In Timothy Garton Ash’s new book Free Speech: Ten Principles for a Connected World, the historian examines present challenges and threats to free speech. However, it’s the book’s final chapter — titled ‘Courage’ — which is of the most intrigue to Mr S. In the May issue of the Literary Review, Douglas Murray reviews the book. Murray recalls an incident that occurred ten years ago when Ayaan Hirsi Ali — a vocal critic of misogyny in the Muslim world — appeared alongside Garton Ash at an event — after he had ‘written a decidedly sniffy article about Hirsi Ali, dismissing her as, among other things, a “slightly simplistic Enlightenment fundamentalist”‘.

In the end, Garton Ash backed down and declared that he ‘had not meant to compare Hirsi Ali to the Islamists’. As the discussion went on, he said ‘a couple of things – by way of demonstration – that left his audience, not to mention him, rather stunned’. While the tape of the event was later wiped for ‘the crucial seconds’, a number of attendees pondered how funny it would be were Garton Ash forced to live ‘under even a fraction of the threat that hung over Hirsi Ali’ in light of his comments that night.
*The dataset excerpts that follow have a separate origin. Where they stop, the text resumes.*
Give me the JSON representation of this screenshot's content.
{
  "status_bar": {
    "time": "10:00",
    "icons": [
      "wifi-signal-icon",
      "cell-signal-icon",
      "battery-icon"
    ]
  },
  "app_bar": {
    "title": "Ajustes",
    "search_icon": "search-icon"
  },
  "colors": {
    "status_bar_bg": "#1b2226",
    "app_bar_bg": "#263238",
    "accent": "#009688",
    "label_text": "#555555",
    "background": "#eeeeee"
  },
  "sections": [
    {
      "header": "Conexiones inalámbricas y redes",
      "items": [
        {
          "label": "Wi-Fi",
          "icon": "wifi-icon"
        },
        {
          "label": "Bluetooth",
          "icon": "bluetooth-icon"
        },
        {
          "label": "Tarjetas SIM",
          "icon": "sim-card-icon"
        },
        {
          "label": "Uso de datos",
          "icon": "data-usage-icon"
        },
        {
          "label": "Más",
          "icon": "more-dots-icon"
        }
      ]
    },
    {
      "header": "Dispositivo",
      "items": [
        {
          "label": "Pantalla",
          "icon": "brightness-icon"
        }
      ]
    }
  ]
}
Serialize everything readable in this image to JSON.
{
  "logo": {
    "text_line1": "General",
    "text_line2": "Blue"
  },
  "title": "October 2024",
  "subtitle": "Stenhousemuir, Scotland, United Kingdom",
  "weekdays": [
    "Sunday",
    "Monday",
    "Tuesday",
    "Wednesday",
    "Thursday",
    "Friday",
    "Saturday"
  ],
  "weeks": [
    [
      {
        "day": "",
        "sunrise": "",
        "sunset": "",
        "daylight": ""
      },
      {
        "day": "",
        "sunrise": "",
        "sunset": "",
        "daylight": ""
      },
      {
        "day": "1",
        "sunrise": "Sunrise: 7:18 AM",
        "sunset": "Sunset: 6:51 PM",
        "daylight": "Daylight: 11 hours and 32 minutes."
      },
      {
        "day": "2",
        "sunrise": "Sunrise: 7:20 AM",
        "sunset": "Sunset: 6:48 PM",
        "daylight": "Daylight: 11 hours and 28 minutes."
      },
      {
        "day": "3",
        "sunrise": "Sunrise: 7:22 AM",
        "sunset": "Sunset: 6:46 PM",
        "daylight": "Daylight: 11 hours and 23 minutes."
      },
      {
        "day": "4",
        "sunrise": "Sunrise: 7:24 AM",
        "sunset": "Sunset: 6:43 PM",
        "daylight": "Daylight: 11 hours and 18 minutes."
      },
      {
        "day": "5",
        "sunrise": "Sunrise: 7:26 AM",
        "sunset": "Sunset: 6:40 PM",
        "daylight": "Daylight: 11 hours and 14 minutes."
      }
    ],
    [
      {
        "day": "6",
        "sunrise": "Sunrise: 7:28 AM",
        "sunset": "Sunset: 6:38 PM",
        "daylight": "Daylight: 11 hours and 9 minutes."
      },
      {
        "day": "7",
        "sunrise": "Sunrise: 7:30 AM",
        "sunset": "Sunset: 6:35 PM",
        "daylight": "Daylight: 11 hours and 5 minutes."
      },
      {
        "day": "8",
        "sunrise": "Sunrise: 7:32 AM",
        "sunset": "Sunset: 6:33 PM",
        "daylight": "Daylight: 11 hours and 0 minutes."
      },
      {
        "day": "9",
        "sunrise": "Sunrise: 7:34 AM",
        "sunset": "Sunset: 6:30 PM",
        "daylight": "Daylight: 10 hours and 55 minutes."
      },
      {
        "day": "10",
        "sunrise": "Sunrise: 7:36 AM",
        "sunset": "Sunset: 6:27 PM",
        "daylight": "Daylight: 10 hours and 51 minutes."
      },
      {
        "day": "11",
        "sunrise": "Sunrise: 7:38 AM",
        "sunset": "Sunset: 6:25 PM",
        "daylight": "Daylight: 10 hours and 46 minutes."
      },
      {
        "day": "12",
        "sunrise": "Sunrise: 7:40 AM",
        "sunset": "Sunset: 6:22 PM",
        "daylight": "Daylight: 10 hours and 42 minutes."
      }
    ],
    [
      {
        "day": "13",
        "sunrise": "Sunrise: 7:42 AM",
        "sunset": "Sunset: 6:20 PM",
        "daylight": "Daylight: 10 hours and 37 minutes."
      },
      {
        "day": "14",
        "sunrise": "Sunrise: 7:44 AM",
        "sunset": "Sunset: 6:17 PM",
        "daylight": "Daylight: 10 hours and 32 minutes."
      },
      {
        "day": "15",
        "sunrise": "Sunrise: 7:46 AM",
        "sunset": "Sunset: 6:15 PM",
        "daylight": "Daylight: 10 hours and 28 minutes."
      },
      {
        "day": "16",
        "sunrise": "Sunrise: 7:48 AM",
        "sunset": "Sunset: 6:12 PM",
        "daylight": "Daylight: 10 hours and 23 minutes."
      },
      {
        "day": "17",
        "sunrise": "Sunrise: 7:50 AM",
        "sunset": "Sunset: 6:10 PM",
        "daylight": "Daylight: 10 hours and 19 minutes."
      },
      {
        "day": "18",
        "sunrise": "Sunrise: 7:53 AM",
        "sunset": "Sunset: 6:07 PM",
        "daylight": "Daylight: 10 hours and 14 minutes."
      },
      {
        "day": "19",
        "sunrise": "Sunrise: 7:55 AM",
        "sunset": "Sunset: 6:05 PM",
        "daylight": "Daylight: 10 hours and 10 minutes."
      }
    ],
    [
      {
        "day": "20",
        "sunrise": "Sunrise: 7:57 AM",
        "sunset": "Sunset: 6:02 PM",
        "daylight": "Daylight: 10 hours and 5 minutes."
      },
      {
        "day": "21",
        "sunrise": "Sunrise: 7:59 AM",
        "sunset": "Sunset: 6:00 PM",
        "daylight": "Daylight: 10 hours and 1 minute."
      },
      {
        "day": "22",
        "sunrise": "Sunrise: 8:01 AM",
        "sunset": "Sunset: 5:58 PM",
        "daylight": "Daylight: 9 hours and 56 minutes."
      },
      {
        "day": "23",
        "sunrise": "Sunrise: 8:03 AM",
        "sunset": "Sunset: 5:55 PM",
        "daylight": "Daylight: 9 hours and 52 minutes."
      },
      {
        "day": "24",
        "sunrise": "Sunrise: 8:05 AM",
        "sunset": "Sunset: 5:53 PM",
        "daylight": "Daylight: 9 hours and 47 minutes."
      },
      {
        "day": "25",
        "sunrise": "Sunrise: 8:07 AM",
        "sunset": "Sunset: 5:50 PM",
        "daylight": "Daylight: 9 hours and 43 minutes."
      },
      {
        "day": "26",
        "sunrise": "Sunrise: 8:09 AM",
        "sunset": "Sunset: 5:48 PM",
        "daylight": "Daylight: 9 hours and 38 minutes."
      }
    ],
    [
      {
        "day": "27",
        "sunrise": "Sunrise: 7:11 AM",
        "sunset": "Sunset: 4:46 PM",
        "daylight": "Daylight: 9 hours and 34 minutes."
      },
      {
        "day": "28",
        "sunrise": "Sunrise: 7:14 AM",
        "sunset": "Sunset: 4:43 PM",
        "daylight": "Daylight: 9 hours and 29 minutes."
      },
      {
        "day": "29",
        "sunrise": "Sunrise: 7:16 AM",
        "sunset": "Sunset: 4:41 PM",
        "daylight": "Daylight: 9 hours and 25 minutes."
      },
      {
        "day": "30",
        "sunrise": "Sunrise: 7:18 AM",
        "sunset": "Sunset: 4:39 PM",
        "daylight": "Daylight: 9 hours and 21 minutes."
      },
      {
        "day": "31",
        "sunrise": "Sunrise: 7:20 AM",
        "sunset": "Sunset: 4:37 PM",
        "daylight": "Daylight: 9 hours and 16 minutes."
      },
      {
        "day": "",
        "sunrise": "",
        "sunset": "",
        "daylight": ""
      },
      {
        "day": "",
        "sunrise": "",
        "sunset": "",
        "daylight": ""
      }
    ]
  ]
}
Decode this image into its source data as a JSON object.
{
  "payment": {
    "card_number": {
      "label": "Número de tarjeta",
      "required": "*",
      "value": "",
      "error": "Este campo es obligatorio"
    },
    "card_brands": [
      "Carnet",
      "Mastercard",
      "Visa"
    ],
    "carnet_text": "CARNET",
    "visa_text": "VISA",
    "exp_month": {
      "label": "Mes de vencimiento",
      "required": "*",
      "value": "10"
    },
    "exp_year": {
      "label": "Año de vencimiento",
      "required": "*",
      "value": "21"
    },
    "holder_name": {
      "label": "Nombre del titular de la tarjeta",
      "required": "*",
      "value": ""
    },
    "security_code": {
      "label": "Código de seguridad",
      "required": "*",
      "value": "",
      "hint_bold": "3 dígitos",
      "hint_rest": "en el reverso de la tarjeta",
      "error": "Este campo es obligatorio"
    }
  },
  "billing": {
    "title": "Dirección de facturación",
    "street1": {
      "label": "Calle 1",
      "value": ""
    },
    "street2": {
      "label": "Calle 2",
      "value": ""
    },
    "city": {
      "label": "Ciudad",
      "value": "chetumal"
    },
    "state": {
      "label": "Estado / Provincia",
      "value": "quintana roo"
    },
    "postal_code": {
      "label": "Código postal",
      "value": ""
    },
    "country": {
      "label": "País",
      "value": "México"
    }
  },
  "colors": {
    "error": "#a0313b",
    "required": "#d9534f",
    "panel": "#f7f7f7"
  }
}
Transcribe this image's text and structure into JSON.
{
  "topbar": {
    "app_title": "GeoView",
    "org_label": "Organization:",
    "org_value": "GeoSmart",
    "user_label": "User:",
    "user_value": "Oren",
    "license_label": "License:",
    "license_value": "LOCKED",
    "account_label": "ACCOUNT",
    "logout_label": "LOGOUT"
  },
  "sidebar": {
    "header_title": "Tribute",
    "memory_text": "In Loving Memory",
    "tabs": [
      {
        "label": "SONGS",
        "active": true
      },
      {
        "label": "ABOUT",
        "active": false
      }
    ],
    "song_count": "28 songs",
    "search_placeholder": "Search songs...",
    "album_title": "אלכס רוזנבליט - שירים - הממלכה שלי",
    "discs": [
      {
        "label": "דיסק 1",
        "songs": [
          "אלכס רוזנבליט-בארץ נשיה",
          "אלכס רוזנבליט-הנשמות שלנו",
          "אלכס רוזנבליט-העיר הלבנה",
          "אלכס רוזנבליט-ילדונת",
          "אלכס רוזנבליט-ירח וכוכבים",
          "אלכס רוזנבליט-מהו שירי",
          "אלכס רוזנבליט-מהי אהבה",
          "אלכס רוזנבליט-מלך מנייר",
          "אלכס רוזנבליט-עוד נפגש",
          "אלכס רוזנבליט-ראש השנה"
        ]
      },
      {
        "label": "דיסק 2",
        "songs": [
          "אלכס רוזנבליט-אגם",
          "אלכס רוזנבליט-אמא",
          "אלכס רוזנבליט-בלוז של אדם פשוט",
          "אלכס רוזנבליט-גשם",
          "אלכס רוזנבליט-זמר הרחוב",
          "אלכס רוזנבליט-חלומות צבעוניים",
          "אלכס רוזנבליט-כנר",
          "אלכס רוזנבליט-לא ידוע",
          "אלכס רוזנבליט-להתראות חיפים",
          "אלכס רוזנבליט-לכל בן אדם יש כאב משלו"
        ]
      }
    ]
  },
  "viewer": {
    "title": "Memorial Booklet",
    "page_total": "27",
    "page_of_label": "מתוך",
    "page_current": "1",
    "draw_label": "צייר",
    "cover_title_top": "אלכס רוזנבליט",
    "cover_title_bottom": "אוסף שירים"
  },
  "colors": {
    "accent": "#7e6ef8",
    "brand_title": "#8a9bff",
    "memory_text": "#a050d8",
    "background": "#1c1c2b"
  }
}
They then joked about what might happen if the Sun or the Daily Mirror were notified of the outburst. Unfortunately Garton Ash found this idea somewhat less amusing:

‘”Oxford Prof in Proph Mo Shocker” may have been the headline. I thought no more of it until a couple of days later, when a confidant of the Garton Ashes phoned me asking for assurance that I was not planning to get Oxford University’s professor of European studies killed.

I confirmed that I knew of no such plan, and when the origins of the fear were explained to me, I also confirmed that no tabloid had ever been contacted. In the meantime, I was informed, the Garton Ashes had left the country.’

Mr S is pleased to see that despite this incident, Garton Ash feels able to offer expert insight on the topic of courage and free speech.